The article doesn't cover the inane stupid that is:

* NTP pool server usage requires using DNS

* people have DNSSEC setup, which requires accurate time or it fails

So if your clock is off, you cannot lookup NTP pool servers via DNS, and therefore cannot set your clock.

This sheer stupid has been discussed with package maintainers of major distros, with ntpsec, and the result is a mere shrug. Often, the answer is "but doesn't your device have a battery backed clock?", which is quite unhelpful. Many devices (routers, IOT devices, small boards, or older machines, etc) don't have a battery backed clock, or alternatively the battery may just have died.

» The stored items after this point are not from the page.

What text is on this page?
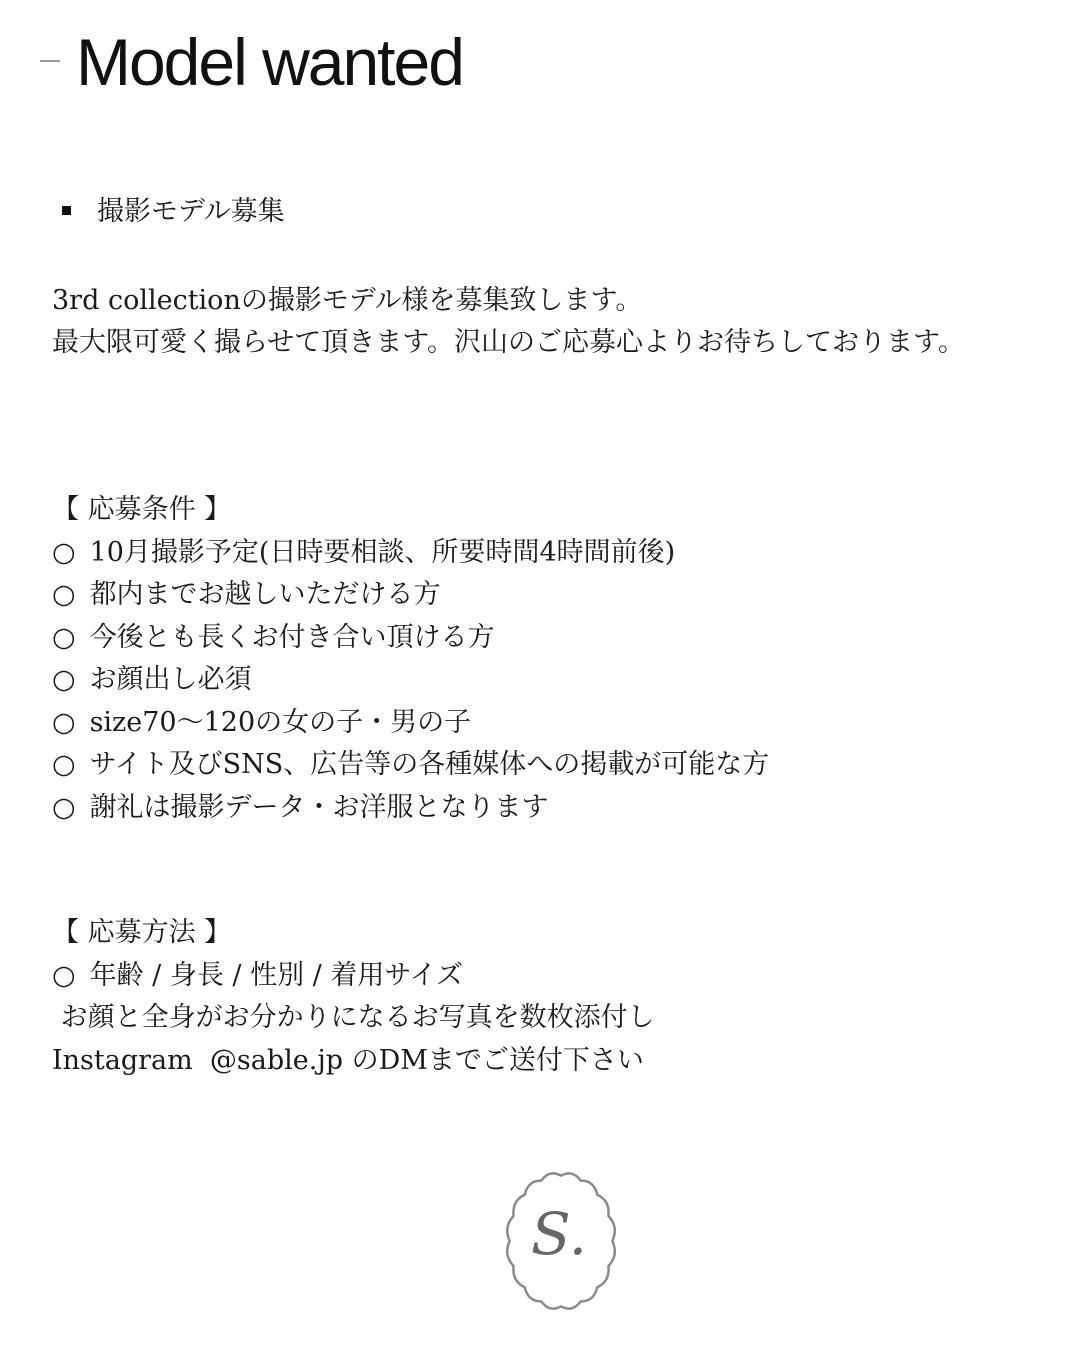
Model wanted
撮影モデル募集
3rd collectionの撮影モデル様を募集致します。
最大限可愛く撮らせて頂きます。沢山のご応募心よりお待ちしております。
【 応募条件 】
○ 10月撮影予定(日時要相談、所要時間4時間前後)
○ 都内までお越しいただける方
○ 今後とも長くお付き合い頂ける方
○ お顔出し必須
○ size70〜120の女の子・男の子
○ サイト及びSNS、広告等の各種媒体への掲載が可能な方
○ 謝礼は撮影データ・お洋服となります
【 応募方法 】
○ 年齢 / 身長 / 性別 / 着用サイズ
お顔と全身がお分かりになるお写真を数枚添付し
Instagram  @sable.jp のDMまでご送付下さい
S.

Beyond that, the ntpsec codebase has a horrible bug where if DNS is not available when ntpsec starts, pool server addresses are never, ever retried. So if you have a complete power-fail in a datacentre rack, and your firewalls take a little longer to boot than your machines, you'll have to manually restart ntpsec to even get it to ever sync.

When discussing this bug the ntpsec lads were confused that DNS might not exist at times.

Long story short, make sure you aren't using DNS in any capacity, in NTP configs, and most especially in ntpsec configs.

One good source is just using the IPs provided by NIST. Pool servers may seem fine, but I'd trust IPs assigned to NIST to exist longer than any DNS anyhow. EG, for decades.